Michael DuBose, Managing Director bei Kroll, warnt alle Anwender davor, Probleme bei der Datensicherheit unter den Tisch zu kehren. Aus Angst vor einem schlechten Leumund und haftungsrechtlichen Konsequenzen werde häufig versucht, bei der Aufklärung von Datenverlusten zu bremsen. DuBose berichtet aus der Praxis, dass ergebnisoffene und großflächige Untersuchungen auch lohnend sein können.
So habe ein Kroll-Kunde nach einem Hacker-Angriff angenommen, dass über drei Monate 250.000 Kreditkartennummern samt PINs von Cyber-Kriminellen hätten gelesen werden können. Eine genauere Untersuchung habe gezeigt, dass nur ein Kreditkarten-Typs bloß gelegen habe, und das nur 21 Tage lang.

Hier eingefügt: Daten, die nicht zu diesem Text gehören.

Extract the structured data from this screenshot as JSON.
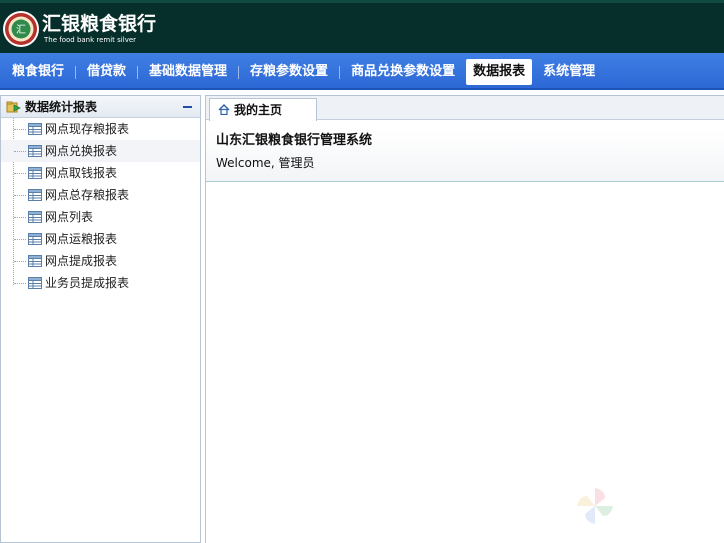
{
  "header": {
    "brand_title": "汇银粮食银行",
    "brand_subtitle": "The food bank remit silver"
  },
  "nav": {
    "items": [
      {
        "label": "粮食银行",
        "active": false
      },
      {
        "label": "借贷款",
        "active": false
      },
      {
        "label": "基础数据管理",
        "active": false
      },
      {
        "label": "存粮参数设置",
        "active": false
      },
      {
        "label": "商品兑换参数设置",
        "active": false
      },
      {
        "label": "数据报表",
        "active": true
      },
      {
        "label": "系统管理",
        "active": false
      }
    ]
  },
  "sidebar": {
    "title": "数据统计报表",
    "items": [
      {
        "label": "网点现存粮报表"
      },
      {
        "label": "网点兑换报表"
      },
      {
        "label": "网点取钱报表"
      },
      {
        "label": "网点总存粮报表"
      },
      {
        "label": "网点列表"
      },
      {
        "label": "网点运粮报表"
      },
      {
        "label": "网点提成报表"
      },
      {
        "label": "业务员提成报表"
      }
    ]
  },
  "main": {
    "tab_label": "我的主页",
    "system_title": "山东汇银粮食银行管理系统",
    "welcome": "Welcome, 管理员"
  },
  "colors": {
    "header_bg": "#062f2b",
    "nav_bg": "#3475dc",
    "nav_active_bg": "#ffffff"
  },
  "icons": {
    "logo": "bank-logo-icon",
    "sidebar_header": "report-folder-icon",
    "tree_item": "table-icon",
    "tab": "home-icon",
    "collapse": "minus-icon"
  }
}
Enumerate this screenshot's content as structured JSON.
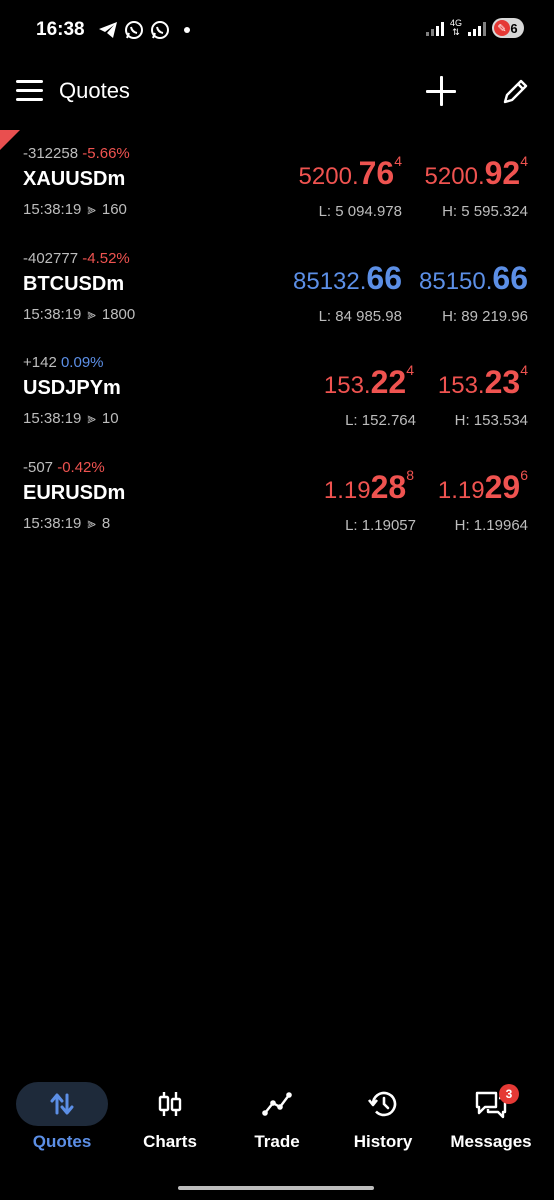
{
  "status": {
    "time": "16:38",
    "net_label": "4G",
    "battery": "6"
  },
  "appbar": {
    "title": "Quotes"
  },
  "quotes": [
    {
      "change_points": "-312258",
      "change_pct": "-5.66%",
      "pct_color": "red",
      "symbol": "XAUUSDm",
      "time": "15:38:19",
      "spread": "160",
      "bid": {
        "base": "5200.",
        "big": "76",
        "sup": "4",
        "color": "red"
      },
      "ask": {
        "base": "5200.",
        "big": "92",
        "sup": "4",
        "color": "red"
      },
      "low": "L: 5 094.978",
      "high": "H: 5 595.324"
    },
    {
      "change_points": "-402777",
      "change_pct": "-4.52%",
      "pct_color": "red",
      "symbol": "BTCUSDm",
      "time": "15:38:19",
      "spread": "1800",
      "bid": {
        "base": "85132.",
        "big": "66",
        "sup": "",
        "color": "blue"
      },
      "ask": {
        "base": "85150.",
        "big": "66",
        "sup": "",
        "color": "blue"
      },
      "low": "L: 84 985.98",
      "high": "H: 89 219.96"
    },
    {
      "change_points": "+142",
      "change_pct": "0.09%",
      "pct_color": "blue",
      "symbol": "USDJPYm",
      "time": "15:38:19",
      "spread": "10",
      "bid": {
        "base": "153.",
        "big": "22",
        "sup": "4",
        "color": "red"
      },
      "ask": {
        "base": "153.",
        "big": "23",
        "sup": "4",
        "color": "red"
      },
      "low": "L: 152.764",
      "high": "H: 153.534"
    },
    {
      "change_points": "-507",
      "change_pct": "-0.42%",
      "pct_color": "red",
      "symbol": "EURUSDm",
      "time": "15:38:19",
      "spread": "8",
      "bid": {
        "base": "1.19",
        "big": "28",
        "sup": "8",
        "color": "red"
      },
      "ask": {
        "base": "1.19",
        "big": "29",
        "sup": "6",
        "color": "red"
      },
      "low": "L: 1.19057",
      "high": "H: 1.19964"
    }
  ],
  "nav": {
    "quotes": "Quotes",
    "charts": "Charts",
    "trade": "Trade",
    "history": "History",
    "messages": "Messages",
    "messages_badge": "3"
  },
  "colors": {
    "red": "#ef5350",
    "blue": "#5c8fe6",
    "background": "#000000"
  }
}
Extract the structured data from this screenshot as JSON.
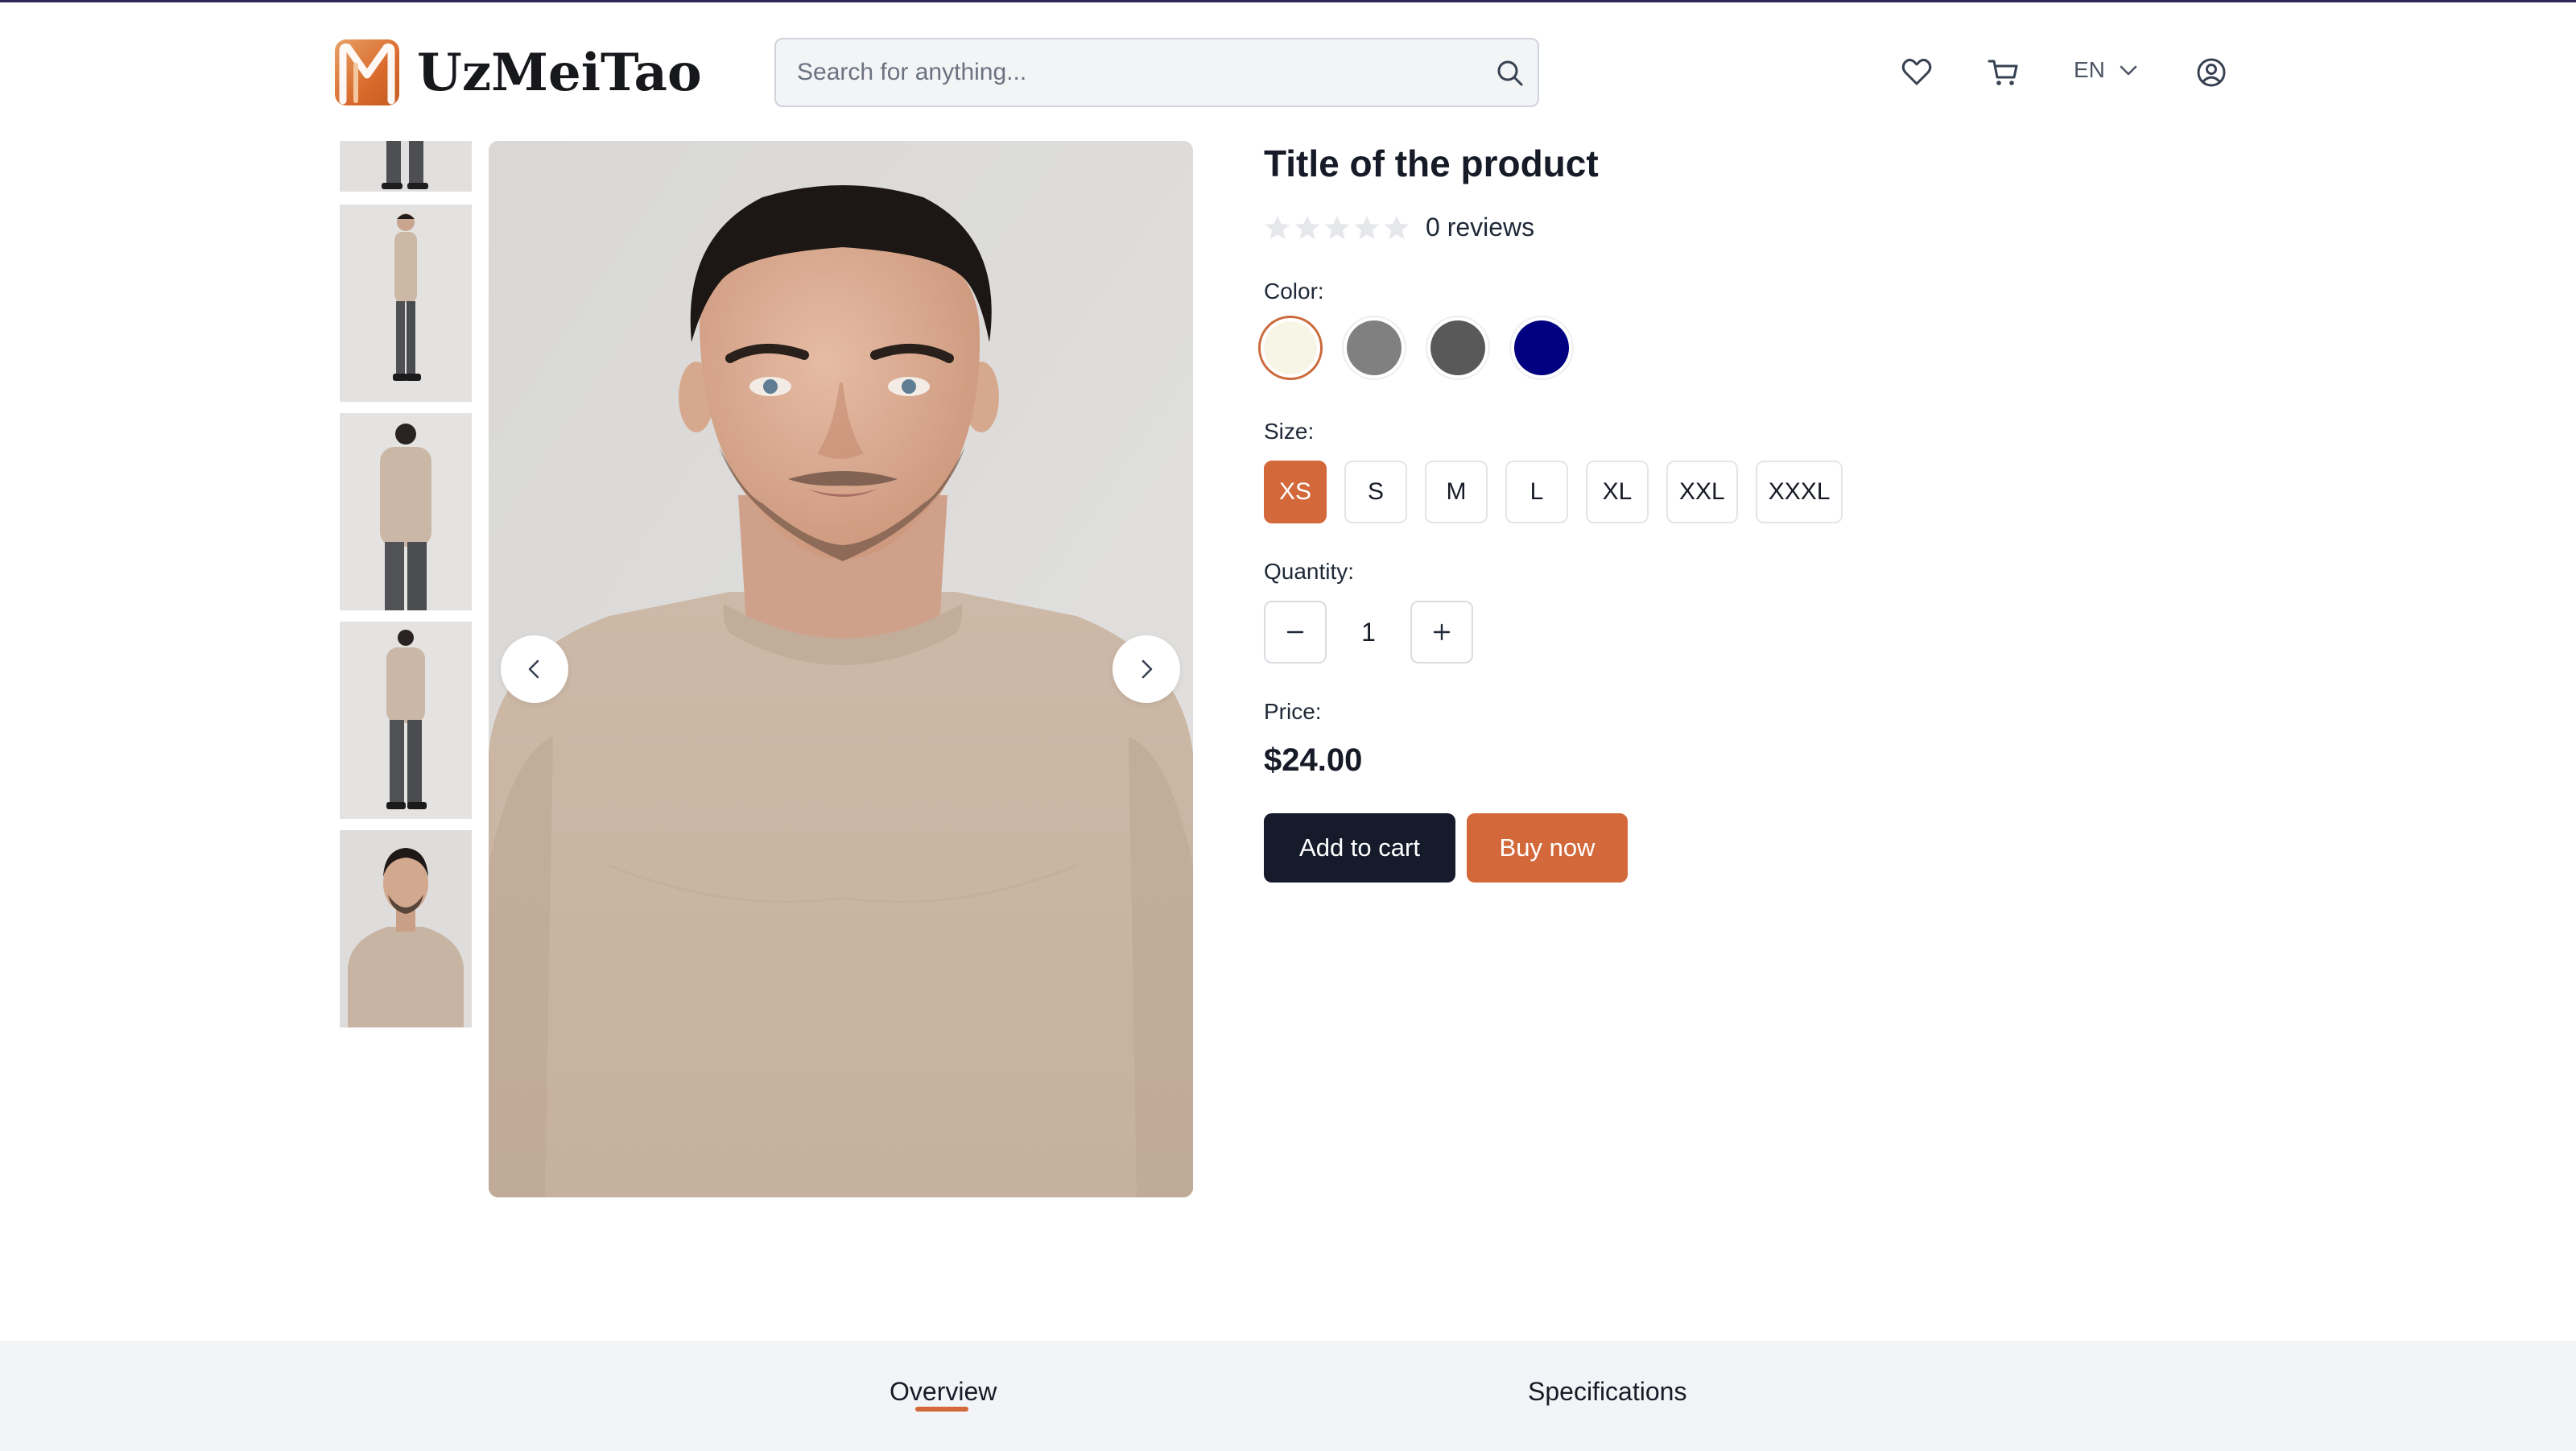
{
  "header": {
    "logo_text": "UzMeiTao",
    "search_placeholder": "Search for anything...",
    "language": "EN",
    "icons": [
      "heart-icon",
      "cart-icon",
      "chevron-down-icon",
      "user-icon",
      "search-icon"
    ]
  },
  "gallery": {
    "thumbnails": [
      "thumbnail-1",
      "thumbnail-2",
      "thumbnail-3",
      "thumbnail-4",
      "thumbnail-5"
    ],
    "prev_icon": "chevron-left-icon",
    "next_icon": "chevron-right-icon"
  },
  "product": {
    "title": "Title of the product",
    "rating_stars": 0,
    "rating_max": 5,
    "reviews_text": "0 reviews",
    "color_label": "Color:",
    "colors": [
      "#f7f6e6",
      "#808080",
      "#595959",
      "#000080"
    ],
    "selected_color_index": 0,
    "size_label": "Size:",
    "sizes": [
      "XS",
      "S",
      "M",
      "L",
      "XL",
      "XXL",
      "XXXL"
    ],
    "selected_size": "XS",
    "quantity_label": "Quantity:",
    "quantity": "1",
    "price_label": "Price:",
    "price": "$24.00",
    "add_to_cart": "Add to cart",
    "buy_now": "Buy now"
  },
  "tabs": {
    "overview": "Overview",
    "specifications": "Specifications",
    "active": "Overview"
  },
  "colors": {
    "accent": "#d3683a",
    "dark_button": "#161b2c",
    "tab_bar_bg": "#f3f4f7"
  }
}
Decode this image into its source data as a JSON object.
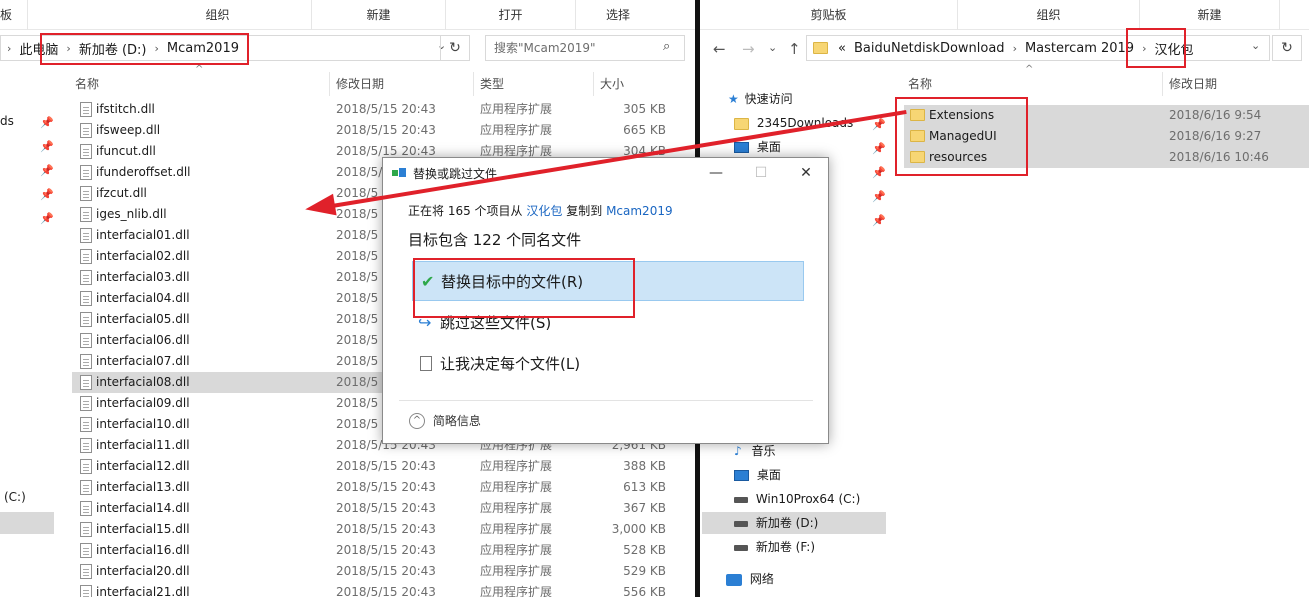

Betroffen waren laut DuBose tatsächlich weniger als 30.000 Kreditkartennummern. Der Schaden sei somit um 1,3 Millionen US-Dollar geringer ausgefallen als ursprünglich angenommen.
Zentraler Ansatzpunkt zur Verbesserung der Cyber-Sicherheit sei eine umfassende Risiko-Überprüfung, die Penetration Testing und eine gründliche Kontrolle der Sicherheitsprotokolle beinhalten sollte, so DuBose. Mit Hilfe von Network Mapping lasse sich feststellen, wie es um die Netzwerk-Konnektivität bestellt sei und wo die wertvollen digitalen Daten im Unternehmen lagern. Überraschend häufig fehle zu derartigen Fragen das institutionelle Wissen in den Firmen.
Cyber-Sicherheit müsse in jedem Unternehmen als Priorität behandelt werden – mit Verantwortlichkeit und Kontrolle auf Vorstandsebene und einer wohlüberlegten Ressourcen-Allokation. „Darüber hinaus müssen die Firmen begreifen, dass Compliance mit branchenspezifischen Vorgaben alleine nicht ausreicht, um adäquate Sicherheit für Daten und Netzwerk zu gewährleisten", so DuBose.